Subheim – Foray

Cinq ans. Cinq ans qu’on attendait le retour de Subheim. Apres No Land Called Home, sorti en 2010 sur Ad Noiseam, le compositeur grec installé à Berlin a laissé murir Foray pendant plusieurs années, avant de s’associer avec Denovali pour la production de ce troisième album. Si l’intégralité des sorties du label allemand semble un peu moins passionnante qu’à une époque, il n’empêche que c’est avec une bonne dose d’enthousiasme qu’on accueille la signature de Kostas Katsikas à la fois pour sa cohérence musicale avec les codes denovaliens et pour le coup de projecteur qu’on espère qu’elle apportera à cet artiste.

Parti comme ça, on pourrait nous croire déjà tout acquis à sa cause. Oui et non. Avec ce type d’attente initiale (cinq ans, c’est long), toute déception se serait révélée criante. Et déception il n’y a pas eu. Foray représente ce que Subheim a composé de plus beau. Je fais partie de ces gens pour qui, en raison de sa noirceur, l’écoute de No Land Called Home n’était ni aisée ni courante. Ce n’est pas faute d’écouter au quotidien des choses qui déprimeraient la majorité des Français (selon un sondage Ifop). Mais, bien qu’admirable, ce disque était trop funèbre, trop opaque pour laisser passer la moindre lueur. Une chape de désespoir dont l’affrontement nécessitait plus que de la sérénité. Aujourd’hui, soit Subheim va mieux, soit il est parvenu dans sa musique à atteindre un équilibre fragile mais hardi entre des émotions complexes et un grain qui n’a jamais été si texturé, entre des vents contraires et l’infinie profondeur du champ des possibles.

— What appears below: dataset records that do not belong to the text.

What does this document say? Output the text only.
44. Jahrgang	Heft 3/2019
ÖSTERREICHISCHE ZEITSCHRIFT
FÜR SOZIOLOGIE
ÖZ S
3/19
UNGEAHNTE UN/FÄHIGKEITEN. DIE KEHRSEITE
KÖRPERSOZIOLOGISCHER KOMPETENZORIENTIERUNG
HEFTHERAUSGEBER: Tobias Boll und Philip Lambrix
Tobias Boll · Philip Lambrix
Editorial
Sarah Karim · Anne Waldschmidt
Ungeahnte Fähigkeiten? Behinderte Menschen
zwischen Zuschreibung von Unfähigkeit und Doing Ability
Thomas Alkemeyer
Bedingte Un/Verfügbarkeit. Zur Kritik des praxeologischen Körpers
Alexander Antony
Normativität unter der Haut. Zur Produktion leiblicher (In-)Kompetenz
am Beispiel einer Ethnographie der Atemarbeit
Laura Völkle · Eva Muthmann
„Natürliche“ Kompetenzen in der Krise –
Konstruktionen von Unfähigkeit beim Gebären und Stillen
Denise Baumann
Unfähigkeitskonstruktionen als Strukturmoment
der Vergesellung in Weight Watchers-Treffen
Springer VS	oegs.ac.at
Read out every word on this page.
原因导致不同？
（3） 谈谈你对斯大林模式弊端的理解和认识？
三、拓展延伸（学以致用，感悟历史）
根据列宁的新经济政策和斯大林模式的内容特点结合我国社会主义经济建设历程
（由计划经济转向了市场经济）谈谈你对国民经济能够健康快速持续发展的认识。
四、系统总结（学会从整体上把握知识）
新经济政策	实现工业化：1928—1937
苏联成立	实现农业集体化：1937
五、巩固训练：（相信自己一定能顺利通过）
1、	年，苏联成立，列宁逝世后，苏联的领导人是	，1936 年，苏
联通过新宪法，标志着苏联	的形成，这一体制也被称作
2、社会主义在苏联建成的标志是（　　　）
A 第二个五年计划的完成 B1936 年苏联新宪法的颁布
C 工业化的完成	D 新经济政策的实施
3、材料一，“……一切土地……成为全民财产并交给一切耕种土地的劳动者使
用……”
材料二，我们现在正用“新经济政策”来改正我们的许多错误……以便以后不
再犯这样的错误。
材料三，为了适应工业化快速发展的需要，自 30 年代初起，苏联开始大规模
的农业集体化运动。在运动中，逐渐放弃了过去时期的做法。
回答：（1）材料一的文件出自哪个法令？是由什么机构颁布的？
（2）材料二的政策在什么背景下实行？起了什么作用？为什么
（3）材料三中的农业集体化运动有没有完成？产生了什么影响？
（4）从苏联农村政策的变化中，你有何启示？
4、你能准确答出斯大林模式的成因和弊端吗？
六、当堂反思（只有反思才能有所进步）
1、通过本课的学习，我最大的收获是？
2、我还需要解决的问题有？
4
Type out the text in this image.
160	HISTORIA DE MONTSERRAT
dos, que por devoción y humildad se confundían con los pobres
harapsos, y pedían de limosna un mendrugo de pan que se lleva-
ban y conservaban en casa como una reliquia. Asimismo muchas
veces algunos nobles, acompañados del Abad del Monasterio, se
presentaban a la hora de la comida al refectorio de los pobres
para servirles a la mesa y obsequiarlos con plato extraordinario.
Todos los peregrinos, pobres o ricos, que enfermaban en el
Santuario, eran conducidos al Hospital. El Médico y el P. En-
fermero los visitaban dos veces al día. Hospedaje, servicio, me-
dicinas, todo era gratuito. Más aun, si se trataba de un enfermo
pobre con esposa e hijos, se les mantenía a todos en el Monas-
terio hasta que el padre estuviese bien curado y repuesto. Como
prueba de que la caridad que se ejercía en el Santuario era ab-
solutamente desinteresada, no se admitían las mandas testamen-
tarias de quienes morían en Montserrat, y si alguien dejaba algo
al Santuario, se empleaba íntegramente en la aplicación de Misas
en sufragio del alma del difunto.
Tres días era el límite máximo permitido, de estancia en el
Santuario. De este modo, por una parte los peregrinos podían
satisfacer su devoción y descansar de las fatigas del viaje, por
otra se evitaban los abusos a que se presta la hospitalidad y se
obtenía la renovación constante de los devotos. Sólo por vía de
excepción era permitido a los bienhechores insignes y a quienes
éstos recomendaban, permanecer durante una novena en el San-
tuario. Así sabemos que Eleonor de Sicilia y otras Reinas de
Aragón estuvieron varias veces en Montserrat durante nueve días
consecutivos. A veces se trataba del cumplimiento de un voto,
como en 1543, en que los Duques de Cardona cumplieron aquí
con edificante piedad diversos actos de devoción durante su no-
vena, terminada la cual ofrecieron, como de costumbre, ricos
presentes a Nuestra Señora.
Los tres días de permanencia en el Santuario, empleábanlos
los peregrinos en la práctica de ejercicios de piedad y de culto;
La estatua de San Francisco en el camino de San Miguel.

Comme souvent, les étiquettes sont malaisées. Downtempo et syncopée, on aurait pu rapprocher la musique de Subheim du trip-hop si ça ne semblait pas aussi anachronique. Ou on pourrait se contenter de parler d’electronica, de celle qui se frotte à l’acoustique et incorpore des cordes graves comme des ombres, du piano pluvieux et des field-recordings couleur de rouille. Les tendances post-industrielles de Approach, son premier album, se sont depuis longtemps taries pour laisser la place aux orchestrations sauvagement feutrées. Au niveau des voix, leur usage est parcimonieux. Il n’y a pas comme dans No Land Called Home de morceaux chantés. De l’humain, Subheim n’a gardé que les plaintes et les bribes, qu’il noie au cœur des rythmiques. S’il semble avoir arrêté d’utiliser des bidons de métal en guise de percussion, le Grec n’a pas cessé de mettre la corporalité du rythme au cœur de son travail.

Analyser les différents temps d’écoute en apprend beaucoup sur l’album en lui-même. Dans un premier temps, certaines aspérités ressortent et éblouissent un peu plus que les autres. Si on n’y prend pas garde, on aurait tôt fait de croire que le disque entier tourne autour de quelques morceaux, Foray en tête. Perfection des souffles, des syncopes et des sonorités de bois. On a tantôt l’impression d’observer un ouvrage dont la minutie de la réalisation laisserait coi, tantôt le sentiment d’explorer des espaces nocturnes et immenses, le cœur gros et la tête renversée vers le ciel. Tableau d’une ville crépusculaire qui convoque Burial à la mélancolie et Undermathic aux tonalités d’encre. Mais c’est en laissant se reposer l’oreille et en revenant au disque un plus tard, que l’équilibre entre les titres se révèle. Candeur de berceuse mortuaire (Alone), trainées floues des lampadaires qui s’effilochent derrière la vitre (Red Ridge), ballet ininterrompu de la foule, des quais, d’un port (Forsaken).
Foray est un disque-monde dont on n’a pas fini d’explorer les sanctuaires.